What really separates the Reno chapter SCBWI from other groups is their record on publishing. They tend to shy away from self-publishing and go aggressively after traditional publishers. The group organizes several retreats and large writers’ conferences where aspiring children’s authors can talk directly to publishers and literary agents. If you think you’re ready for big time, you could do much worse than to join this group.

Ash Canyon Poets

Evergreen Mountain View Health Center, 201 Koontz Lane, Carson City. Free membership.

And now onto something that has very little to do with novels: poetry. The Ash Canyon Poets began operations in 1989 and continue today as a highly informal group dedicated to verse.
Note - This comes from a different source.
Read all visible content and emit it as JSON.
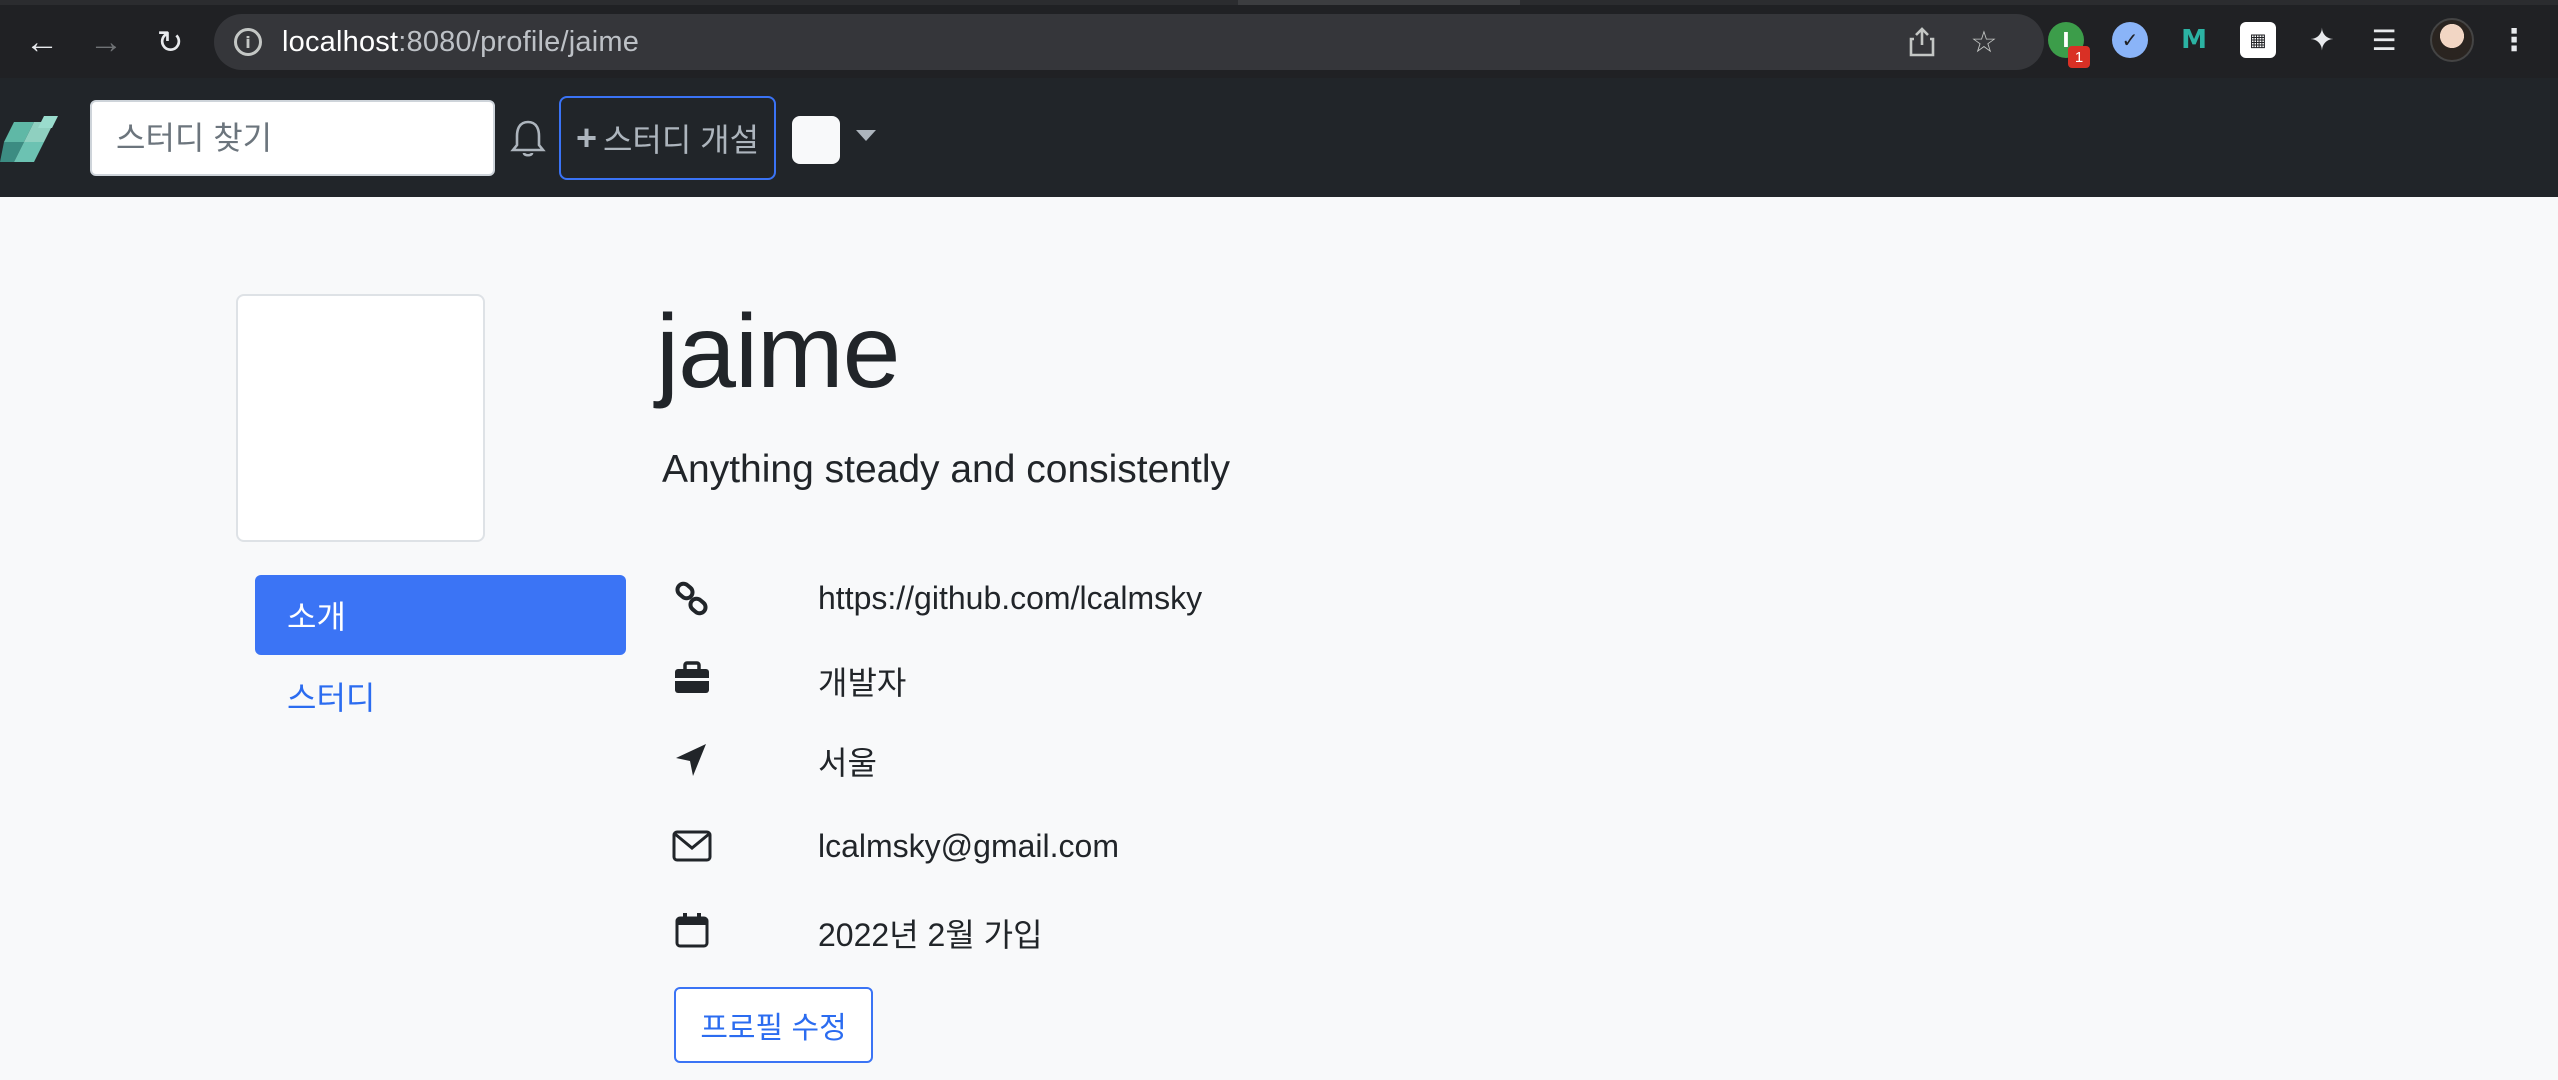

They are largely the product of recently deceased, award-winning poet and short story writer Bill Cowee love of language. Current members regularly appear on anthologies and collections.
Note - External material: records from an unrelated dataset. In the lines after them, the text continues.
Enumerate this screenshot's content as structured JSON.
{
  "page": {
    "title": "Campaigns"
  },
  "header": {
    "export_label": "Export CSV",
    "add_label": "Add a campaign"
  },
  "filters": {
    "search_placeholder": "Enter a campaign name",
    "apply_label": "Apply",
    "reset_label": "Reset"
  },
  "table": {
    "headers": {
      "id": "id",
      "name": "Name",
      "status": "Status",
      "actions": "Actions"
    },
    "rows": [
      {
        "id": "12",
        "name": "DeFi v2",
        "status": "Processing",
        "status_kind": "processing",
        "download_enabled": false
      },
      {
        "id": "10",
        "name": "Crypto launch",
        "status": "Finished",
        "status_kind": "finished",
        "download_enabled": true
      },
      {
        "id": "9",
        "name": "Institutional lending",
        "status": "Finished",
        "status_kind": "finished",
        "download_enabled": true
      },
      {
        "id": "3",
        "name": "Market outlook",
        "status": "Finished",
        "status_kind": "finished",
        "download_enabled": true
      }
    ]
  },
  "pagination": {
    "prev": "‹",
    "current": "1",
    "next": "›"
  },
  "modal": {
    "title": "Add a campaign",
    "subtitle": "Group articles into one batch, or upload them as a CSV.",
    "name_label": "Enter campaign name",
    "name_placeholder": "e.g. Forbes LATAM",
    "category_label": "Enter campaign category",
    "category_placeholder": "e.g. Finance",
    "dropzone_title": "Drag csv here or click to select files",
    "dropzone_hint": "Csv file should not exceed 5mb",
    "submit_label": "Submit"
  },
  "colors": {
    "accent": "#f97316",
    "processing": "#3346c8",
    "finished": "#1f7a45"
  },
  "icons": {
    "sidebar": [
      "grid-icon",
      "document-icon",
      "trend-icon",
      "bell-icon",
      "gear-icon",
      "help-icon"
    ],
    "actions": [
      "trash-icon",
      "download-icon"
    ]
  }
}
These folks know their stuff, too. The technical mastery they displayed dealing with imagery, flow and metaphor reminded me of the nuts and bolts that go into making a Shakespearean sonnet so fun to read. Here is an excerpt from the poem “Flying Home” by member and 2001 Nevada Arts Council Fellowship winner Roy Chávez:

“I am not
the condor of my dreams
gazing down in peace with him self
but a soul rambling the road of death
hiding in the body of mortality
afraid of falling from heaven
I who will never be an angel”

Because this is the least formal of the groups I visited, attendance can vary from two or three people to over 20. They, like the SCBWI, do not require you to critique the submissions before the meetings.

Some members of the Unnamed Writers Group meet at Borders in Reno on Wednesday mornings. Pictured from left are Charles LaFleur, Derryl Baker, Thea Gochicoa and Joeby Baraam.


Unnamed Writers’ Group

Reno in various locations. $25 annual fee

I don’t know if Northern Nevada really has an 800 pound gorilla of literary groups, but the UWG is at least a 300 pound orangutan. The membership reaches well into triple digits and Linda Enos’ organization usually runs at least six critique groups at a time. The most rigorous of these groups, the one headed by Charles LaFleur, meets every Wednesday morning at Borders in Reno.
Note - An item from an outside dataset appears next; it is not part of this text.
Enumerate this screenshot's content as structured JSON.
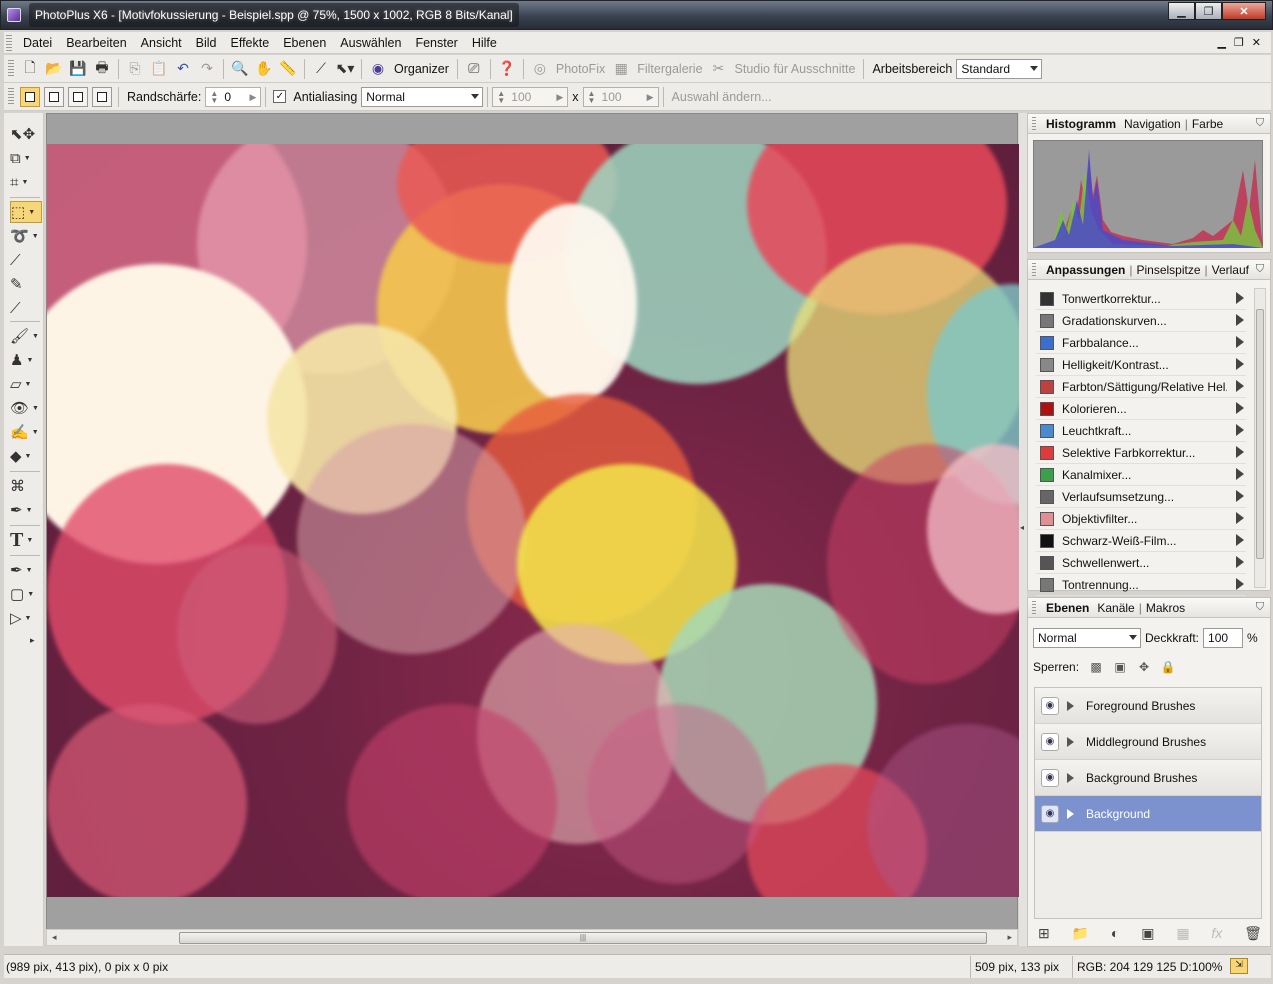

LaFleur’s group includes mystery, horror, literary and romance works. This diversity of influence, he says, provides their greatest strengths.

“We each come at it from a little bit different perspective,” LaFleur says.

Distinct from the other groups in this list, the UWG critique groups usually consist of four to seven members, each of whom submit about 10 pages and all of whom receive feedback from the entire group every meeting. That said, the exact rules differ between each set of writers. This style of critique lets each writer see feedback on a regular basis and facilitates faster progress through novels and memoirs.

So if you want to get better at putting squiggly black lines on pulped wood there’re no more excuses. Help is always within easy reach here in Northern Nevada.